In a world of glitter and glow
In a world of tinsel and show
The unreal from the real thing is hard to know.
The lyrics above are from the song, “I see your face before me”(written by Arthur Schwartz with lyrics by Howard Dietz, and sung by Frank Sinatra). Sinatra didn’t write the music he sang, but he did carefully select the pieces he recorded and performed. Pieces with keen lyrical depth and beautiful melodic structure. Minus the complicated jargon, I simply love the lyrics in Sinatra songs. The excerpt from “I see your face before me” is no exception, and addresses something I have struggled with in my music and in my life.
I feel that so much in the music industry, and moreover in life becomes about “the tinsel and the show..the unreal”. That is not to say showmanship doesn’t have a place in both, but when it’s more important for artists to look pretty on highly followed Instagram accounts than to have audible talent, something is very wrong.

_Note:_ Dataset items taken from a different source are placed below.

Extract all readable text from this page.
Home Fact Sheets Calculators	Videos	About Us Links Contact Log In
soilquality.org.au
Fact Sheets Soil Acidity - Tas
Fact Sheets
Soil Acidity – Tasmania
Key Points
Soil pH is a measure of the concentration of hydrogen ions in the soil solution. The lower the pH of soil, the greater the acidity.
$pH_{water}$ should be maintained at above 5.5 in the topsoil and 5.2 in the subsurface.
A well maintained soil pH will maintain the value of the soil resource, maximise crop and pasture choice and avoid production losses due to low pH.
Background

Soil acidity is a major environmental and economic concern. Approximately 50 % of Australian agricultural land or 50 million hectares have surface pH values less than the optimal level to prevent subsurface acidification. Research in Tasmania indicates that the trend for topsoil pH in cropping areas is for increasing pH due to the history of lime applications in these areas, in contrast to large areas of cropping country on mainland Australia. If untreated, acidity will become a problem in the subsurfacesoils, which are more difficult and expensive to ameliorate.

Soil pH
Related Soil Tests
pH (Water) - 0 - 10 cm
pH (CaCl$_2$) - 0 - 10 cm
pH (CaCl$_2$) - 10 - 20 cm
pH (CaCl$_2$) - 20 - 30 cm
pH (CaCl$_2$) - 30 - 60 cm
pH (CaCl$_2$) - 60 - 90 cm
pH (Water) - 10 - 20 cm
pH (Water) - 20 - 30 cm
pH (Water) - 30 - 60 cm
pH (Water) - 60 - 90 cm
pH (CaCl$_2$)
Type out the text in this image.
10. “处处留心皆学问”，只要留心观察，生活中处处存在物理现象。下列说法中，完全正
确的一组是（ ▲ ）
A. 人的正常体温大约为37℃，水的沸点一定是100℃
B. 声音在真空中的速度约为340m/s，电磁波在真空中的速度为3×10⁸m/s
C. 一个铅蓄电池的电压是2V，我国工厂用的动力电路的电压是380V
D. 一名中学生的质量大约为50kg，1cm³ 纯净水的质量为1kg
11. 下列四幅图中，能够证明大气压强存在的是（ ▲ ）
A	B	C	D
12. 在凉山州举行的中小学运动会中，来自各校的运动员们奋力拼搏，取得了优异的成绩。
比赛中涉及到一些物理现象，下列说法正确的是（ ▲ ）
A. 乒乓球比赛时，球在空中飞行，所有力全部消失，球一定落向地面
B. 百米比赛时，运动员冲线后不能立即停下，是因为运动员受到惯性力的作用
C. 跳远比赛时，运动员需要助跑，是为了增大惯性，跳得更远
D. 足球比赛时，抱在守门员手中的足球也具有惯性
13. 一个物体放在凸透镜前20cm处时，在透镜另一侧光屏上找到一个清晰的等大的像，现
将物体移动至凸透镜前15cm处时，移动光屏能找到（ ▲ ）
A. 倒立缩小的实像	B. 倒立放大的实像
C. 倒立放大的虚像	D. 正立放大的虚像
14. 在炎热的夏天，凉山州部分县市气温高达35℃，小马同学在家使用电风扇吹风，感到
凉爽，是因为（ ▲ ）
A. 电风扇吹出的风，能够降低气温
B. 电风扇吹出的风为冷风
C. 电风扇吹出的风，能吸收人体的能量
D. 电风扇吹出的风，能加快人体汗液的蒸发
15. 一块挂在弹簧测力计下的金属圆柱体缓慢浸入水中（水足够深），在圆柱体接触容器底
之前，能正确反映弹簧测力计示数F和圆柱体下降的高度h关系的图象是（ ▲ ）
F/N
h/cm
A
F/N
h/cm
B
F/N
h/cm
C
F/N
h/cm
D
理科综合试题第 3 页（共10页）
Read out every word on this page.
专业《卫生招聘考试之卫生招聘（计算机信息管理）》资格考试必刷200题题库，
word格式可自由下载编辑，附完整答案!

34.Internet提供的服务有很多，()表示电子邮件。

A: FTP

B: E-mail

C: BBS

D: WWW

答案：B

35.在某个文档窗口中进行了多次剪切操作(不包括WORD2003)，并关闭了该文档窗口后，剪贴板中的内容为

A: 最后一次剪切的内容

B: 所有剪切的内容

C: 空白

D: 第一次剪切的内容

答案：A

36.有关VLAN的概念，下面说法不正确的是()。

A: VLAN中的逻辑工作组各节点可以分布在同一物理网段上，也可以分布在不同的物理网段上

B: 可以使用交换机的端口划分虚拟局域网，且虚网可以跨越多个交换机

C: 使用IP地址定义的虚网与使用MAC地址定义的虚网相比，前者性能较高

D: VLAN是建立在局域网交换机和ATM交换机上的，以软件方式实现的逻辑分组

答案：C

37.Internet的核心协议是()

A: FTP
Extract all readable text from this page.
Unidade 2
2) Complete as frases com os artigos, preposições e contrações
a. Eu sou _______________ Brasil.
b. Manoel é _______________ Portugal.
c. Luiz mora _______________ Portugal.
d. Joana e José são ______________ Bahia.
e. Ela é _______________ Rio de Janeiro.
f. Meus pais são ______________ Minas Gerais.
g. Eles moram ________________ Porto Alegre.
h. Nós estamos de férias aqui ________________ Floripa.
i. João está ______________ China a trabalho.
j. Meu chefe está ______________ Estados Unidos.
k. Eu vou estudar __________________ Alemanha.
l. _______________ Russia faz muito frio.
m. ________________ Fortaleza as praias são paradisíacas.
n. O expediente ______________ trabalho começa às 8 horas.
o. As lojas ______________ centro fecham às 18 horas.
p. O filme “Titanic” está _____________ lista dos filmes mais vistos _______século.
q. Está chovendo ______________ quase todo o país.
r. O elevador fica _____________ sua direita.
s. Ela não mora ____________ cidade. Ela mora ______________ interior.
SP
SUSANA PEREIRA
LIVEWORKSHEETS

For my soap box spiel to make more sense, I’ll have to make a confession, well several. I am not very comfortable with being the center of attention (the one exception being when I sing). I disdain ass kissing, and over indulged exclusivity. And I hate having my photograph taken because I was a weird ass kid (both in looks and behavior), who was bullied and hurt; who despite working hard to let go of the past is still occasionally haunted by the ghost of her former self. I’m not begging for pity or wallowing in martyrdom, just being honest. There is a possibility you’re thinking, “What the hell is this girl doing pursuing a music career?”. If so that is quite understandable.
So here’s why, and warning it’s a bit of a round about answer. I spent most of my childhood always falling short of stereotypical beauty, popularity, and success. I devoted myself to academics and sports and eventually music, hoping that achievement would give me the validation I so desperately craved. Hoping I could become something I instinctively knew I wasn’t. Even as I supposedly grew up, I thought that if I was skinnier, or dressed better, or acted less neurotic I’d be loved, accepted, a success. And I did those things, sometimes they even worked a little. But the positive changes I saw were due to a kind of accidental self improvement, the byproduct of a dangerous obsession with becoming someone who fit in. At the end of the day it was all bullshit, lies meant to destroy individuality.
So I came to this conclusion, there is no substitute for loving yourself. And there is no substitute for authenticity. Music at its core is about love and truth. It’s spilling your soul into notes and words to say something you otherwise couldn’t. Something that has no barriers, not even language, race, gender, creed or nationality. Music is the rawest and sincerest form of communication. That is why I sing, and why I write songs. I make music to connect, to love and feel love. And it is why I force myself to face the tougher parts of this industry. Because “the real thing” is music, as hard as that is to see sometimes, and no “glitter and glow” can beat that kind of magic.